Abdul Razak Hashemi, a minister in the Iraqi government, was less diplomatic:
"God help the West
for the hate growing up in Iraqi children."A State Department official,
who spoke on condition of
anonymity, acknowledged that the US government is aware of the hostility
to the West among the
younger generation in Iraq but said it is not a top priority. "At this
point, it's not a war for the hearts
and minds," the official said. "It's a question of the security of the
region. At this point it's not a
popularity contest."
Young Iraqis, the official said, are bound to feel hostility toward the
United States and its allies
because the people of Iraq do not have access to free information and are
susceptible to President
Saddam Hussein's propaganda.
For many young people, however, daily survival is life's main concern.
It was past midnight on a recent night and the platforms of Baghdad's bus
station were dark and
punctuated by the bodies of sleeping men.
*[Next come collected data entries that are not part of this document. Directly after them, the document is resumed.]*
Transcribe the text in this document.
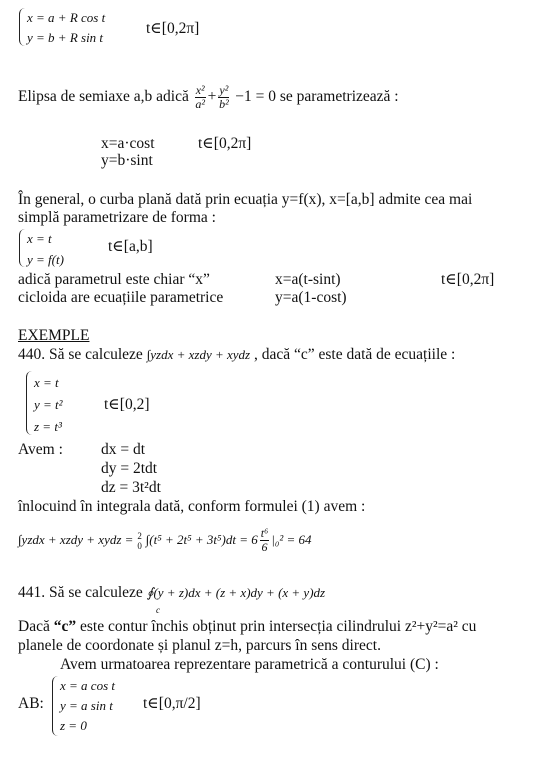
x = a + R cos t
y = b + R sin t
t∈[0,2π]
Elipsa de semiaxe a,b adică $\frac{\text{x²}}{\text{a²}} + \frac{\text{y²}}{\text{b²}} -1 = 0$ se parametrizează :
x=a·cost	t∈[0,2π]
y=b·sint
În general, o curba plană dată prin ecuația y=f(x), x=[a,b] admite cea mai
simplă parametrizare de forma :
x = t
y = f(t)
t∈[a,b]
adică parametrul este chiar “x”	x=a(t-sint)	t∈[0,2π]
cicloida are ecuațiile parametrice	y=a(1-cost)
EXEMPLE
440. Să se calculeze ∫yzdx + xzdy + xydz , dacă “c” este dată de ecuațiile :
x = t
y = t²
z = t³
t∈[0,2]
Avem : dx = dt
dy = 2tdt
dz = 3t²dt
înlocuind în integrala dată, conform formulei (1) avem :
∫yzdx + xzdy + xydz = 2
0 $\int(t^5 + 2t^5 + 3t^5)dt = 6 \frac{\text{t⁶}}{6} |_0^2 = 64$
441. Să se calculeze ∮(y + z)dx + (z + x)dy + (x + y)dz
c
Dacă “c” este contur închis obținut prin intersecția cilindrului z²+y²=a² cu
planele de coordonate și planul z=h, parcurs în sens direct.
Avem urmatoarea reprezentare parametrică a conturului (C) :
AB:
x = a cos t
y = a sin t
z = 0
t∈[0,π/2]
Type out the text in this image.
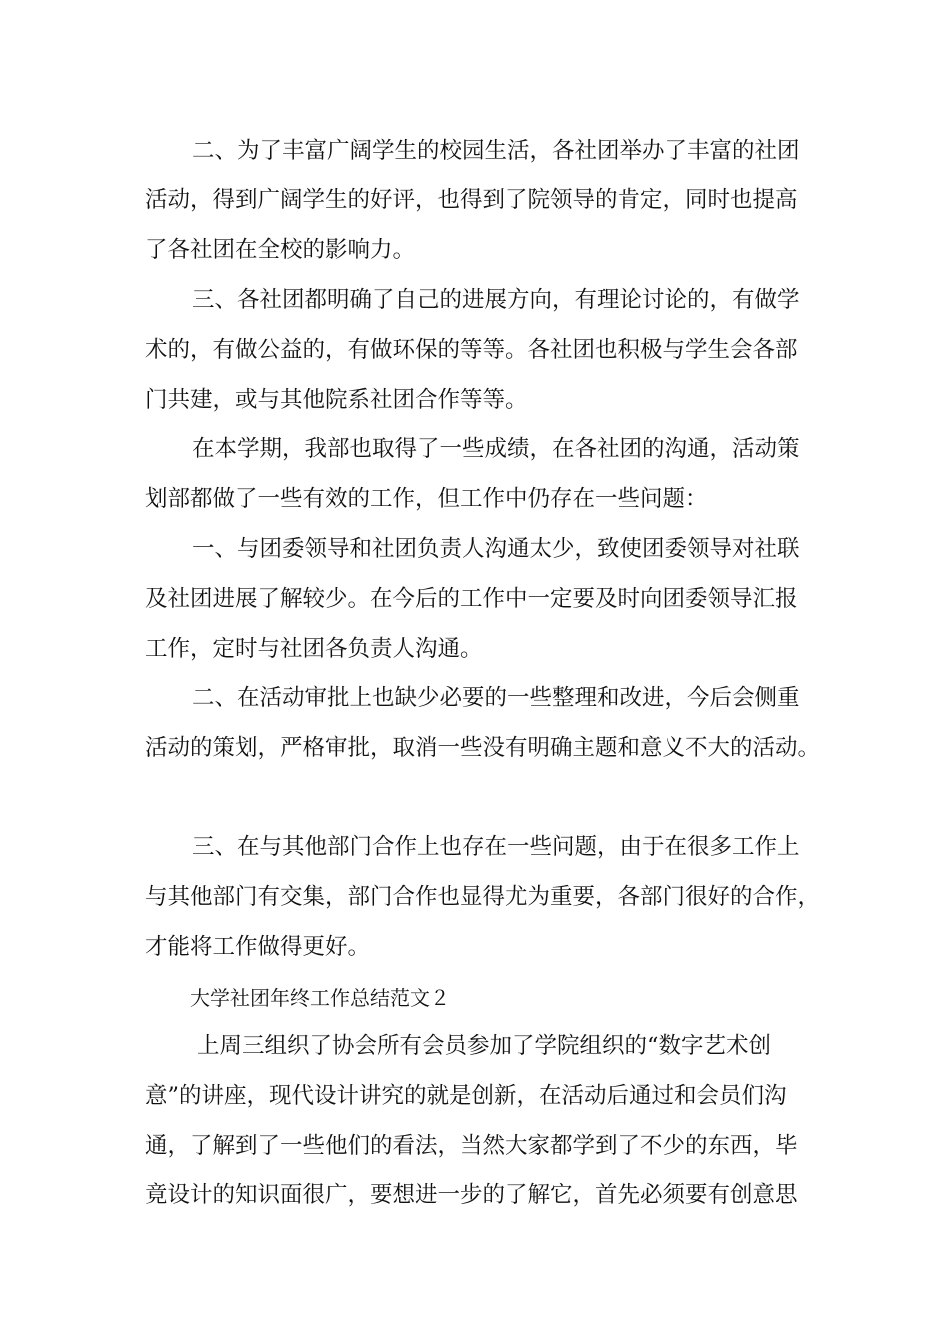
二、为了丰富广阔学生的校园生活，各社团举办了丰富的社团
活动，得到广阔学生的好评，也得到了院领导的肯定，同时也提高
了各社团在全校的影响力。
三、各社团都明确了自己的进展方向，有理论讨论的，有做学
术的，有做公益的，有做环保的等等。各社团也积极与学生会各部
门共建，或与其他院系社团合作等等。
在本学期，我部也取得了一些成绩，在各社团的沟通，活动策
划部都做了一些有效的工作，但工作中仍存在一些问题：
一、与团委领导和社团负责人沟通太少，致使团委领导对社联
及社团进展了解较少。在今后的工作中一定要及时向团委领导汇报
工作，定时与社团各负责人沟通。
二、在活动审批上也缺少必要的一些整理和改进，今后会侧重
活动的策划，严格审批，取消一些没有明确主题和意义不大的活动。
三、在与其他部门合作上也存在一些问题，由于在很多工作上
与其他部门有交集，部门合作也显得尤为重要，各部门很好的合作，
才能将工作做得更好。
大学社团年终工作总结范文２
上周三组织了协会所有会员参加了学院组织的“数字艺术创
意”的讲座，现代设计讲究的就是创新，在活动后通过和会员们沟
通，了解到了一些他们的看法，当然大家都学到了不少的东西，毕
竟设计的知识面很广，要想进一步的了解它，首先必须要有创意思
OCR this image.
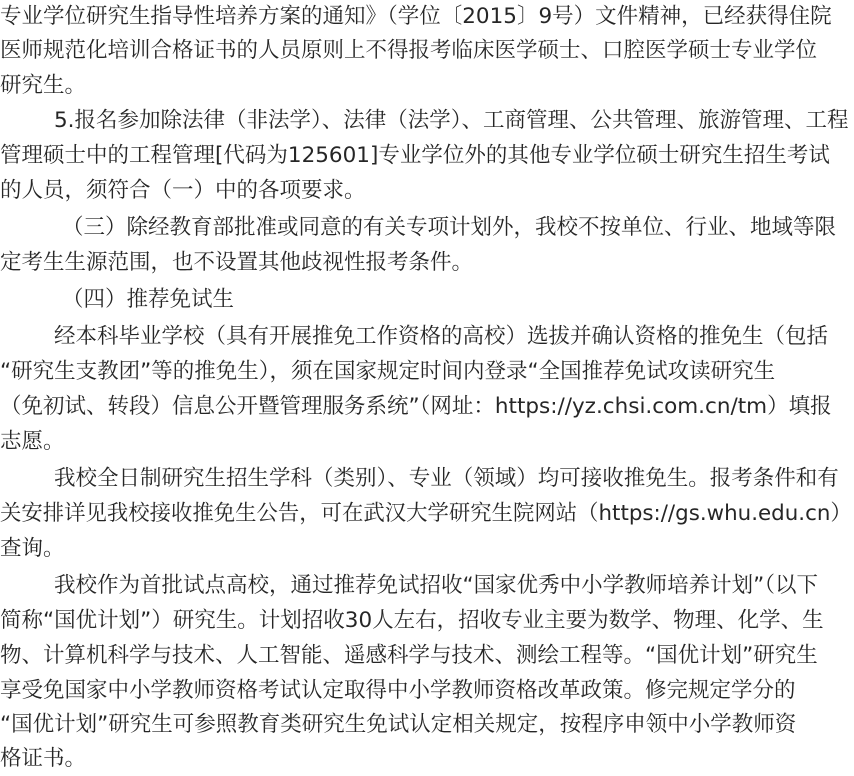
专业学位研究生指导性培养方案的通知》（学位〔2015〕9号）文件精神，已经获得住院
医师规范化培训合格证书的人员原则上不得报考临床医学硕士、口腔医学硕士专业学位
研究生。
5.报名参加除法律（非法学）、法律（法学）、工商管理、公共管理、旅游管理、工程
管理硕士中的工程管理[代码为125601]专业学位外的其他专业学位硕士研究生招生考试
的人员，须符合（一）中的各项要求。
（三）除经教育部批准或同意的有关专项计划外，我校不按单位、行业、地域等限
定考生生源范围，也不设置其他歧视性报考条件。
（四）推荐免试生
经本科毕业学校（具有开展推免工作资格的高校）选拔并确认资格的推免生（包括
“研究生支教团”等的推免生），须在国家规定时间内登录“全国推荐免试攻读研究生
（免初试、转段）信息公开暨管理服务系统”（网址：https://yz.chsi.com.cn/tm）填报
志愿。
我校全日制研究生招生学科（类别）、专业（领域）均可接收推免生。报考条件和有
关安排详见我校接收推免生公告，可在武汉大学研究生院网站（https://gs.whu.edu.cn）
查询。
我校作为首批试点高校，通过推荐免试招收“国家优秀中小学教师培养计划”（以下
简称“国优计划”）研究生。计划招收30人左右，招收专业主要为数学、物理、化学、生
物、计算机科学与技术、人工智能、遥感科学与技术、测绘工程等。“国优计划”研究生
享受免国家中小学教师资格考试认定取得中小学教师资格改革政策。修完规定学分的
“国优计划”研究生可参照教育类研究生免试认定相关规定，按程序申领中小学教师资
格证书。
By the bare electric light bulbs
of the food stands that stay
open all night, a boy sat behind his shoeshine box.
He can't read or write. Behind his bony chest are lungs that struggle with
asthma. His mother is long
dead. He's a sweet boy, polite and a little nervous and usually hungry.
He left home more than a year
ago because his stepmother wanted him to beg in the streets and he hasn't
been back since.
"Sometimes I sleep here," said the boy, Ibrahim, 15. "Well, every day."
Ibrahim makes 1,000 dinars, or 50 cents, in a day, sometimes a quarter.
What he makes he has to
split with the man who actually owns the box full of brushes, rags and
polish. He's a nice man, Ibrahim
said. No one in the bus station, the regulars, takes advantage of him.
Even the police are sympathetic.
Ibrahim is part of a growing number of homeless children in Baghdad, a
fact that the government is
highly sensitive about. Although the government minder who accompanies
foreign journalists
everywhere was quite willing to take a journalist to see dying babies in
Iraqi hospitals, it took several
days to gain permission to interview homeless children. Requests for access
to Baghdad's only center
for homeless children, Dar Al Rahma (House of Mercy), were denied.
And the reason for the sensitivity is this: Iraqis, people with a history
of extended family responsibility
and extensive government social welfare programs, are simply embarrassed
that families and society
at large can no longer guarantee a home for every Iraqi child. While dying
children is a crime against
Iraq, to many Iraqis, the existence of homeless children is a stain on
the national honor.
Officials from the Iraqi Ministry of Labor and Social Affairs did not respond
to requests for
interviews, but Singh said the Iraqi government is beginning to address
the problem.
"It's one of the areas we've had a lot of forward movement in the last
two years," she said. "Two or
three years ago they weren't willing to discuss the issue."
Some are critical of the progress. According to aid workers who have been
there, the 18-month-old
Dar Al Rahma center resembles a prison more than a haven for homeless children.
Armed guards
surround the building, which the children cannot leave. Street kids are
mixed inside with young
criminals. There are no social workers to help the roughly 75 children
inside _ only a sociologist and a
psychologist. Still, inside the center the children can go to school and
learn crafts like carpentry, so
things are getting better, aid workers said. But the news has spread on
the streets that Dar Al Rahma
is best avoided.
When the police do speak to Ibrahim, they tell him he should go home or
find the center. Home is
where his drunken father and abusive stepmother are. He won't go back there.
And he said he hasn't
made it to the center because "I don't know the address."
An Iraqi man listening to the conversation had his own interpretation.
"He knows where it is," the man
said. "He just doesn't want to go there." -Dawn/LAT-WP News Service (c)Newsday.